The chicken selections are not only meat, but also include almost all portions of the chicken like the organs and skin. Thigh meat or breast meat are the most orthodox choices. The tenderloin (sasami) portion near the breast is low in fat and healthy.
A “negima” is a type of Yakitori with “negi” (Japanese chives) and meat staggered on the skewer. “Rebaa” Yakitori is the liver portion, but compared to the liver of other animals, chicken livers are not as bitter and have a full bodied flavor. “Tsukune” Yakitori is ground chicken meat which is rolled into balls or kneaded into thick stick like shapes to give a tender texture that is also easy for children to eat.

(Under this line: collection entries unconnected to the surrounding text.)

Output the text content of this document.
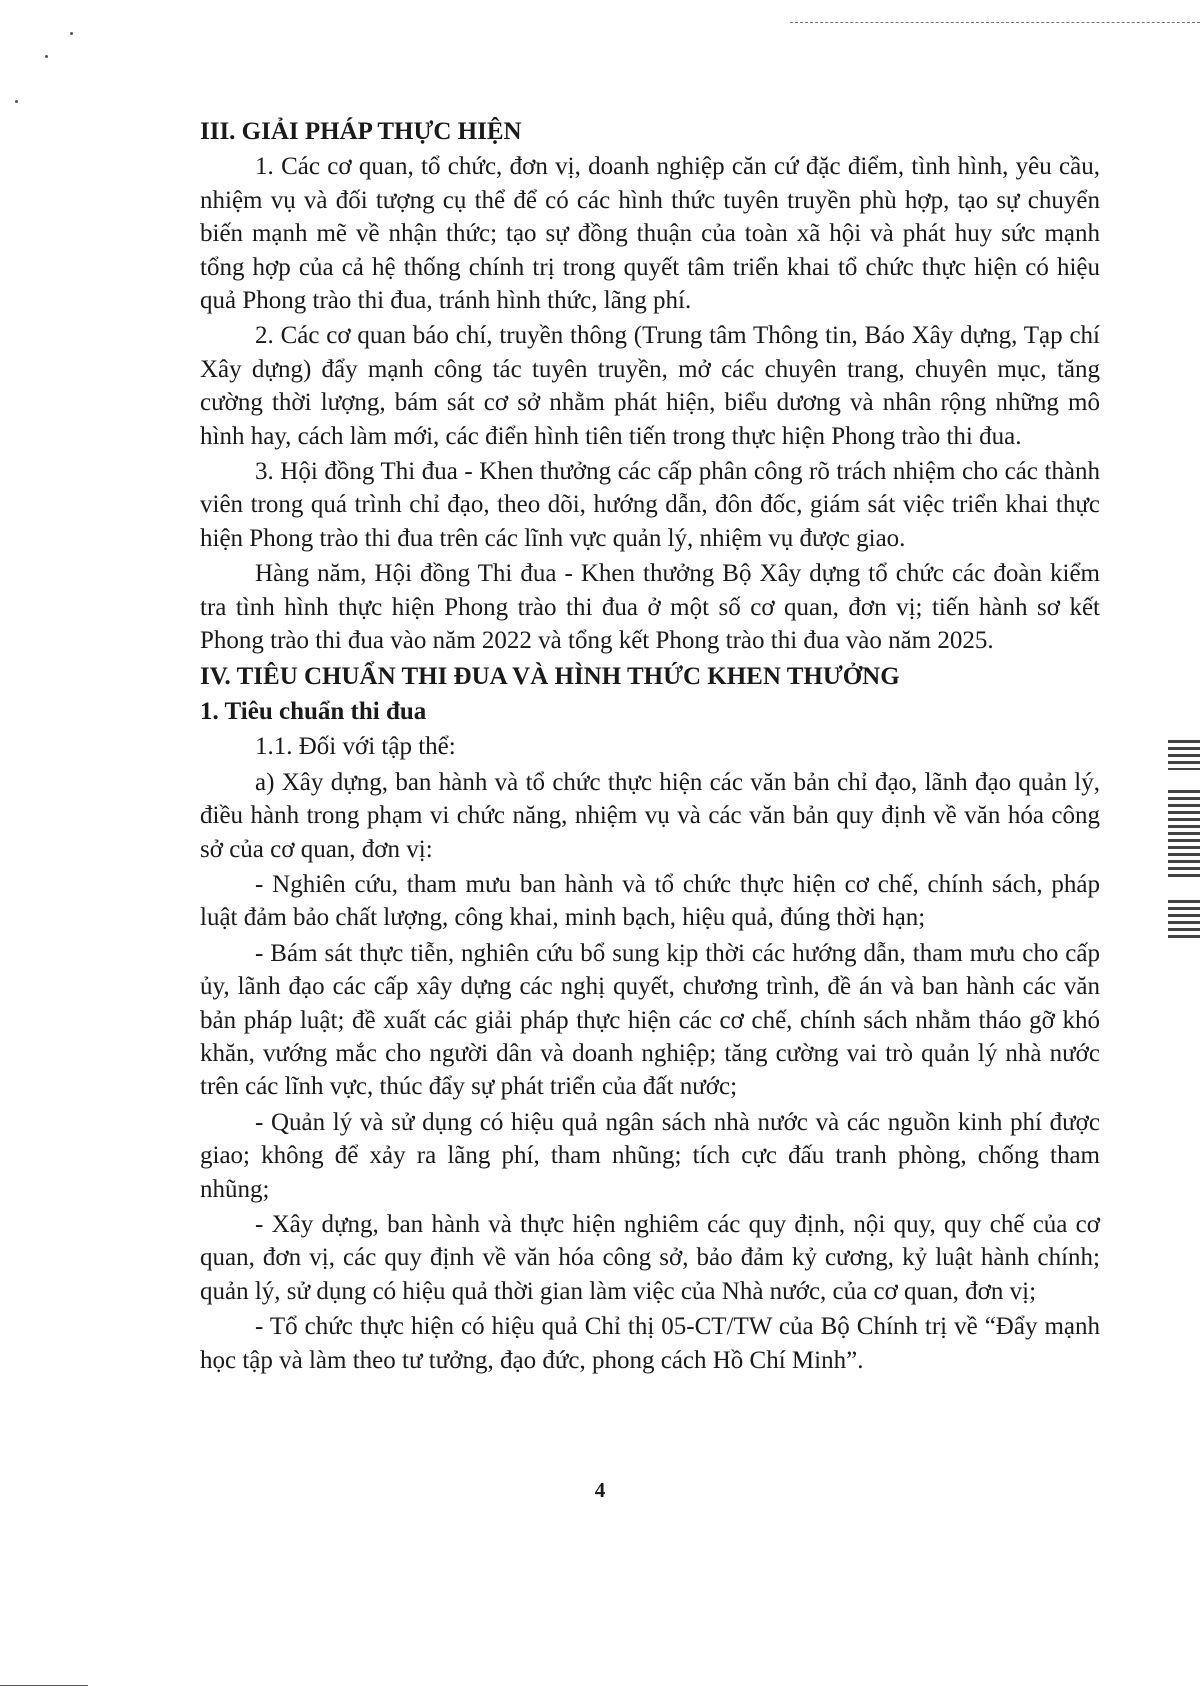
III. GIẢI PHÁP THỰC HIỆN

1. Các cơ quan, tổ chức, đơn vị, doanh nghiệp căn cứ đặc điểm, tình hình, yêu cầu, nhiệm vụ và đối tượng cụ thể để có các hình thức tuyên truyền phù hợp, tạo sự chuyển biến mạnh mẽ về nhận thức; tạo sự đồng thuận của toàn xã hội và phát huy sức mạnh tổng hợp của cả hệ thống chính trị trong quyết tâm triển khai tổ chức thực hiện có hiệu quả Phong trào thi đua, tránh hình thức, lãng phí.

2. Các cơ quan báo chí, truyền thông (Trung tâm Thông tin, Báo Xây dựng, Tạp chí Xây dựng) đẩy mạnh công tác tuyên truyền, mở các chuyên trang, chuyên mục, tăng cường thời lượng, bám sát cơ sở nhằm phát hiện, biểu dương và nhân rộng những mô hình hay, cách làm mới, các điển hình tiên tiến trong thực hiện Phong trào thi đua.

3. Hội đồng Thi đua - Khen thưởng các cấp phân công rõ trách nhiệm cho các thành viên trong quá trình chỉ đạo, theo dõi, hướng dẫn, đôn đốc, giám sát việc triển khai thực hiện Phong trào thi đua trên các lĩnh vực quản lý, nhiệm vụ được giao.

Hàng năm, Hội đồng Thi đua - Khen thưởng Bộ Xây dựng tổ chức các đoàn kiểm tra tình hình thực hiện Phong trào thi đua ở một số cơ quan, đơn vị; tiến hành sơ kết Phong trào thi đua vào năm 2022 và tổng kết Phong trào thi đua vào năm 2025.

IV. TIÊU CHUẨN THI ĐUA VÀ HÌNH THỨC KHEN THƯỞNG

1. Tiêu chuẩn thi đua

1.1. Đối với tập thể:

a) Xây dựng, ban hành và tổ chức thực hiện các văn bản chỉ đạo, lãnh đạo quản lý, điều hành trong phạm vi chức năng, nhiệm vụ và các văn bản quy định về văn hóa công sở của cơ quan, đơn vị:

- Nghiên cứu, tham mưu ban hành và tổ chức thực hiện cơ chế, chính sách, pháp luật đảm bảo chất lượng, công khai, minh bạch, hiệu quả, đúng thời hạn;

- Bám sát thực tiễn, nghiên cứu bổ sung kịp thời các hướng dẫn, tham mưu cho cấp ủy, lãnh đạo các cấp xây dựng các nghị quyết, chương trình, đề án và ban hành các văn bản pháp luật; đề xuất các giải pháp thực hiện các cơ chế, chính sách nhằm tháo gỡ khó khăn, vướng mắc cho người dân và doanh nghiệp; tăng cường vai trò quản lý nhà nước trên các lĩnh vực, thúc đẩy sự phát triển của đất nước;

- Quản lý và sử dụng có hiệu quả ngân sách nhà nước và các nguồn kinh phí được giao; không để xảy ra lãng phí, tham nhũng; tích cực đấu tranh phòng, chống tham nhũng;

- Xây dựng, ban hành và thực hiện nghiêm các quy định, nội quy, quy chế của cơ quan, đơn vị, các quy định về văn hóa công sở, bảo đảm kỷ cương, kỷ luật hành chính; quản lý, sử dụng có hiệu quả thời gian làm việc của Nhà nước, của cơ quan, đơn vị;

- Tổ chức thực hiện có hiệu quả Chỉ thị 05-CT/TW của Bộ Chính trị về “Đẩy mạnh học tập và làm theo tư tưởng, đạo đức, phong cách Hồ Chí Minh”.

4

If you want to enjoy a firmer texture, try the “sunagimo” (a part of the stomach) or “nankotsu” (cartilage). Deep fried “tebasaki” (wingtips) are also popular. Tebasaki are fragrantly deep fried and flavored with salt, pepper, and sweet and zesty sauce. And if you want to try some kind of odd parts, some shops serve up things like “hatsu” (heart), “ponjiri” (hind end), “seseri” (neck) “tosaka” (chicken comb), and “kogan” (testicles). Each part requires its own different kind of fine tuning on the grill, so a master griller technique is very important.
The prices can be for each skewer or a set of two skewers. If you want to try different flavors, ordering a mixed skewer plate is a good idea.
When you order, the wait staff might ask if you want sauce or salt.
“Tare ni shimasu ka? Shio ni shimasu ka?”
The sauce is a blend of ingredients like soy sauce and mirin with a sweet and zesty flavor. If you want a lighter feel, try the salt instead. You might also be offered miso flavoring as well. If you want something a little more spicy, try sprinkling on some “shichimi togarashi” (seven chili pepper blend).
Recently, more and more Yakitori shops are including pork on their menus under the catchphrase “yakiton” (“yaki” is grill and “ton” is one way of saying pork). These pork selections include an assortment of parts just like the chicken selections.
If you come to Japan, make sure you try this!
I wouldn’t exactly call it traditional, but it’s something Japanese eat almost everyday.
Try experiencing the daily life of a Japanese, you won’t regret it!